Republican candidate for state attorney general Abraham Hamadeh, Republican gubernatorial candidate Kari Lake, and Republican candidate for Senate Blake Masters at a campaign event in Phoenix, Arizona, on August 1, 2022. (Brandon Bell / Getty Images)
There was reason for worry about a rightward political takeover this year, concern that we at Jacobin shared. People were angry about inflation and crime, issues that the Right talks more about than the Left. Historically, public distress over those problems has often been good for the Right. But 2022’s midterm elections pointed to a vibe shift: the Right has gotten too weird and scary even for America, a place where, as a point of reference, we’ve grown accustomed to young men walking into public schools and shooting people for absolutely no reason.

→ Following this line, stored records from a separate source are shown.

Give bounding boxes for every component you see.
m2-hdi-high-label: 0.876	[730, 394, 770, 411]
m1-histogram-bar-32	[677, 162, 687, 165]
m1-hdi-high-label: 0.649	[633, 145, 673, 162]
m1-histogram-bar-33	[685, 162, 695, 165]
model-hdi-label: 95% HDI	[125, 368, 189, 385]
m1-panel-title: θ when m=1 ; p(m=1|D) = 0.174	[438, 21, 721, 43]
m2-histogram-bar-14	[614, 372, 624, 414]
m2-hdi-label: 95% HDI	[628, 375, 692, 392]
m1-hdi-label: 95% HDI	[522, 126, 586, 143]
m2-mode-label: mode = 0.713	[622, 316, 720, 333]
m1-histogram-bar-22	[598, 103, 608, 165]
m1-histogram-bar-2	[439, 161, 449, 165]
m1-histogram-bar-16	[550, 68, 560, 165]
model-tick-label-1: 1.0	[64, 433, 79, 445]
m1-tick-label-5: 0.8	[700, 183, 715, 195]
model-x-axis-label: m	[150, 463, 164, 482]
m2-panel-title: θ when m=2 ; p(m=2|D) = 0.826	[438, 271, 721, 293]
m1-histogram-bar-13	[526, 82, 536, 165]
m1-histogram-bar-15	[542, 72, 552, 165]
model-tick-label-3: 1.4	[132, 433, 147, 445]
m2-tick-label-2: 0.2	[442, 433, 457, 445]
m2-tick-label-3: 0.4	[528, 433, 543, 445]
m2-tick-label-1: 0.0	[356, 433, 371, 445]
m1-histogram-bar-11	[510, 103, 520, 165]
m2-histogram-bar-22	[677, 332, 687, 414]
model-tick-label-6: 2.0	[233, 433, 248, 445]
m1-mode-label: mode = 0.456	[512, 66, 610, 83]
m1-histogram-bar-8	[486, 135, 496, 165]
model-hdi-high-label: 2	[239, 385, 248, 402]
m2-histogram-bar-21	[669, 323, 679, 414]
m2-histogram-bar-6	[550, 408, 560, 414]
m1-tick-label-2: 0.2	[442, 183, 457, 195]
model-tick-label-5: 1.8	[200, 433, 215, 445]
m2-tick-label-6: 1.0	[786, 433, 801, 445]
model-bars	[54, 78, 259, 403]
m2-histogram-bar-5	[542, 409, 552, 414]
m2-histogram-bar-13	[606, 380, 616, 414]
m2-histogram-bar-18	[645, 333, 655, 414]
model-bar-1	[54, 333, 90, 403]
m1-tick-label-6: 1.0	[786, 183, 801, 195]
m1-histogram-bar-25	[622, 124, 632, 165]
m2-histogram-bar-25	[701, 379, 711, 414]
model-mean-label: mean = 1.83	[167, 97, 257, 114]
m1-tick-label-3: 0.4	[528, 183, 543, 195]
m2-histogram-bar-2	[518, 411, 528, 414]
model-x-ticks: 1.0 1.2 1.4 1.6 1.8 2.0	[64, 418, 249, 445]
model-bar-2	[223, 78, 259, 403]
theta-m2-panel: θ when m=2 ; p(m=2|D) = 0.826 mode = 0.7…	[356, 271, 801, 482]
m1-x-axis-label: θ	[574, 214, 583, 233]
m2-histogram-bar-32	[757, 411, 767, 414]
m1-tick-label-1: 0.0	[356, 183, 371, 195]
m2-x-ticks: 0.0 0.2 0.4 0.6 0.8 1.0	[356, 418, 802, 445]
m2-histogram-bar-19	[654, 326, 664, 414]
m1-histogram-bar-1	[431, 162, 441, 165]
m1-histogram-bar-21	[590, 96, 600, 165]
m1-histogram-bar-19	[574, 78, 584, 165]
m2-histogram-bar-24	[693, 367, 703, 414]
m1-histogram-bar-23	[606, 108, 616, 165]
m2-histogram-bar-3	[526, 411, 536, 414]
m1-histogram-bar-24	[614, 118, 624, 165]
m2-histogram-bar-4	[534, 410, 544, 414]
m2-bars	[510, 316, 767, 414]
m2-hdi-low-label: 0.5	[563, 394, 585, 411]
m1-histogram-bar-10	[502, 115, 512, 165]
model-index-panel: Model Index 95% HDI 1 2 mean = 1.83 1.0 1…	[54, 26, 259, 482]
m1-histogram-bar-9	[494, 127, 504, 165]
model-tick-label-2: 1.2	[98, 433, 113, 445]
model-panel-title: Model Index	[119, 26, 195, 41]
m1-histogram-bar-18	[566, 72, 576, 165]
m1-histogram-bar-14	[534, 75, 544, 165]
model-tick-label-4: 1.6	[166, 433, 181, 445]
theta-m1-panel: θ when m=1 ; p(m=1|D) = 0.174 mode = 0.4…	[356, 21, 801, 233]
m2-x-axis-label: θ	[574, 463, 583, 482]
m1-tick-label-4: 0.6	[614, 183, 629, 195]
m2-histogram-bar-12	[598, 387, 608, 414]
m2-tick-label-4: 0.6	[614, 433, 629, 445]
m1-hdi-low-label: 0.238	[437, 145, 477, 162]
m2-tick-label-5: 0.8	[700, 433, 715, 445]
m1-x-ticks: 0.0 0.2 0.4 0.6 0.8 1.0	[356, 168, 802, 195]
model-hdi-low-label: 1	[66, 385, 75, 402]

Even in this context, Republicans have gone way off the freak end. It’s not just that many have continued to insist, without evidence, that Trump won the 2020 election. Even weirder than that, for example, is that they ran a guy for Senate, venture capitalist Blake Masters, who made a series of utterly bonkers Nazi fetish videos about guns. In one of them, standing in the middle of the desert looking like a serial killer, he lovingly fondles a deadly assault weapon, murmuring several times, with reverence, “Made in Germany.”
Congressional and gubernatorial candidates, along with many loons at the local level, have also been trying hard to fuel a moral panic over trans youth and Drag Queen Story Hour (what decade is it?), claiming that tolerance for trans children was leading to litter boxes in public school bathrooms for kids who identify as cats. Arizona gubernatorial candidate Kari Lake claimed, “They kicked God out of school and welcomed the drag queens. They took down our flag and replaced it with a rainbow.” The level of hate and vitriol behind these absurd claims is disturbing enough, but they’re also aimed at discrediting and defunding libraries and public schools, public institutions that most people rely on.